The Market's Fine Print

First Impressions of Sonny

U.S. Ag Secretary Sonny Perdue announced on May 1 that USDA will provide greater flexibility in nutrition requirements for school meal programs. (USDA photo by Preston Keres)

Our newly minted secretary of agriculture loves photo-ops. Ever since he finally received confirmation by the Senate on April 25, Sonny Perdue has been hounded by the farm paparazzi like Beyonce in overalls. Furthermore, the guy never seems to leave Washington without a selfie stick.

While serious deliberation over his ability to manage, police and promote the great issues of agriculture will no doubt stretch over at least the next four years, the jury has quickly returned a verdict on one superficial count: Camera shy, he ain't.

On the other hand, who can blame Perdue for making up for lost time?

First of all, then-President-Elect Donald Trump seemed to forget about the entire ag department for nearly three months.
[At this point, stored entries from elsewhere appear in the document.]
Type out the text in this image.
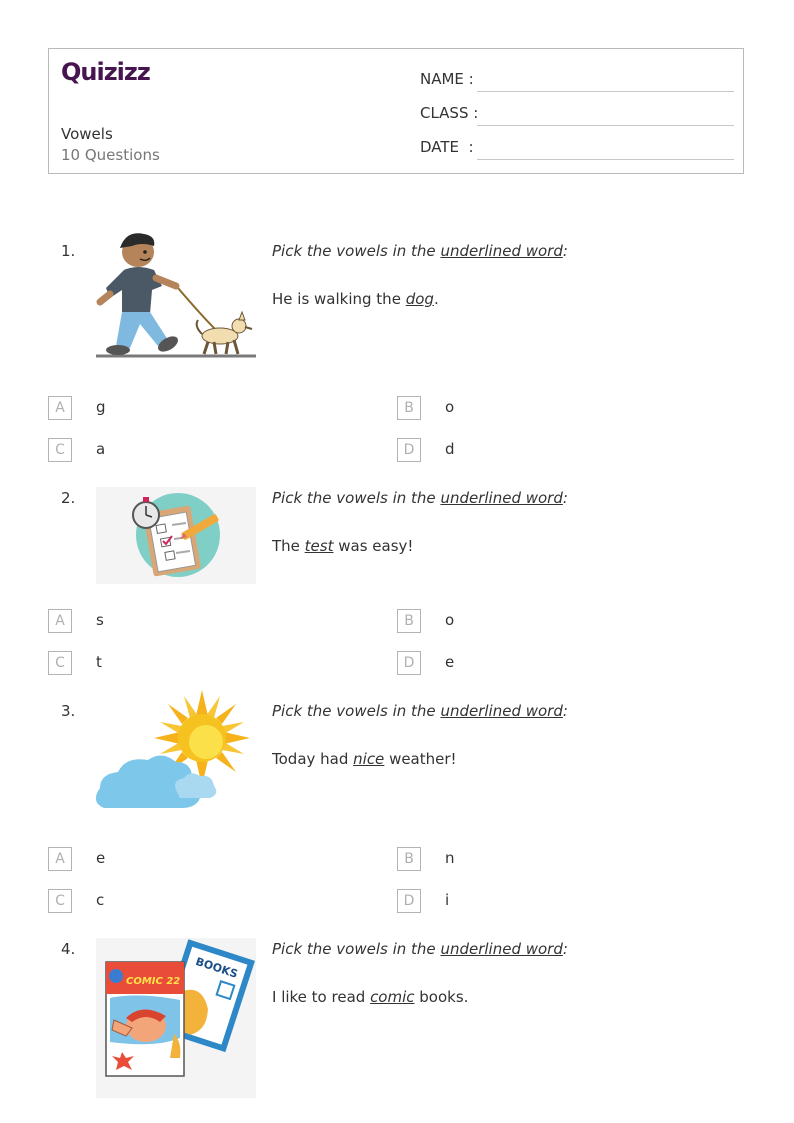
Quizizz
Vowels
10 Questions
NAME :
CLASS :
DATE  :
1.	Pick the vowels in the underlined word:
He is walking the dog.
A	g	B	o
C	a	D	d
2.	Pick the vowels in the underlined word:
The test was easy!
A	s	B	o
C	t	D	e
3.	Pick the vowels in the underlined word:
Today had nice weather!
A	e	B	n
C	c	D	i
4.
BOOKS
COMIC 22
Pick the vowels in the underlined word:
I like to read comic books.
That's a long time for any cabinet wannabe to smile and hold their hand in the air.

And then when Mr. Trump at long last made his eleventh-hour nomination (i.e., Jan. 19, just one day before his own swearing in), Perdue had to brace himself for a protracted confirmation process before the Senate that ultimately lasted another 105 days. Talk about a long way to Tipperary.

So after being trapped in the political wings for months, maybe I should excuse the secretary's opening act if it seems a bit like showboating. Just don't tell James Comey.

Personally, I hope Perdue becomes a department head that's smart enough to remember that he's the messenger and not the message. Given enough time, he'll probably be just fine in that regard. But even if the limelight occasionally proves too irresistible, the new secretary has already said a few things at center stage that strike me as quite friendly in terms of meat market potential.

For example, Perdue announced on May 1 that the USDA "will provide greater flexibility in nutrition requirements for school meal programs in order to make food choices both healthful and appealing to students." Schools that participate in the National School Lunch Program, and as a result are reimbursed by the federal government, have calorie, fat, sodium and other limits.

To start with, this change relaxes the federal rules on whole grains and sodium in 2017-2018. Rules allowing schools to serve 1% flavored milk could be eased sooner.

While I applauded the goals of the Obama administration to improve the nutrition of school children, the restrictive menus required proved counterproductive in at least two ways: 1) their increased cost significantly taxed local school budgets, thereby limited the effectiveness of total expenditures; 2) their lack of taste and appeal caused student participation to seriously drop.

Regarding the latter, you don't have to be a trained nutritionist to know that an untouched plate perfectly balanced in theory still goes for naught. There's a middle ground, to be sure. But this new red tape cutting by Perdue seems to identify an extreme by the food police that needs to be corrected.

But Secretary Perdue has scored another accomplishment in his baby tenure that I find far more significant than tinkering with the school lunch program. Last week, he announced a reorganization of USDA, including the creation of an undersecretary for trade and foreign agricultural affairs position (something provided for in the 2014 farm bill).

In a Wall Street Journal op-ed, "Farmers Know the Benefits of Trade," Secretary Perdue laid out his plans for the reorganization saying, "We're creating a new undersecretary for trade and foreign agricultural affairs, whose focus will be on promoting U.S. food, fiber and fuel around the world. This realignment will help me, as agriculture secretary, to be an unapologetic advocate for American products. My message for farmers is simple: 'You grow it and we'll sell it.'"

Hopefully more than a political flourish, it remains unclear at this point exactly what the duties of the "undersecretary of trade" will entail. I wonder how they might help or hinder newly confirmed U.S. Trade Representative Robert Lighthizer. But while it might take some time for this new bureaucratic piece of the puzzle to find its best fit, I do see it as a valuable and much-need flag raised over the Trump administration that is still soiled in the wake of a hard-hitting campaign fraught with anti-free-trade rhetoric.

Simply put, the future prosperity of the U.S. meat industry lies in the steady growth of foreign demand and exports. This month the World Board once again underscored this reality by initially predicting levels of meat production for 2018: beef, 26.98 billion pounds, up 2%; pork, 26.93 billion pounds, up 3%; chicken, 41.82 billion pounds, up 2%. All three major pistons are in expansion gear, and most analysts are willing to extend that trend through the end of the decade.

The triple-decker meat pizza and the latest gut-busting monstrosities offered up and down the fast-food strip notwithstanding, generally overfed Americans are not likely to consume significantly more beef, pork or chicken on a per capita basis anytime soon. I know that, you know that, and Sonny Perdue knows that.

As long as he uses this knowledge to continually spur the growth of U.S. meat exporters, let him ham into the picture anytime he wants.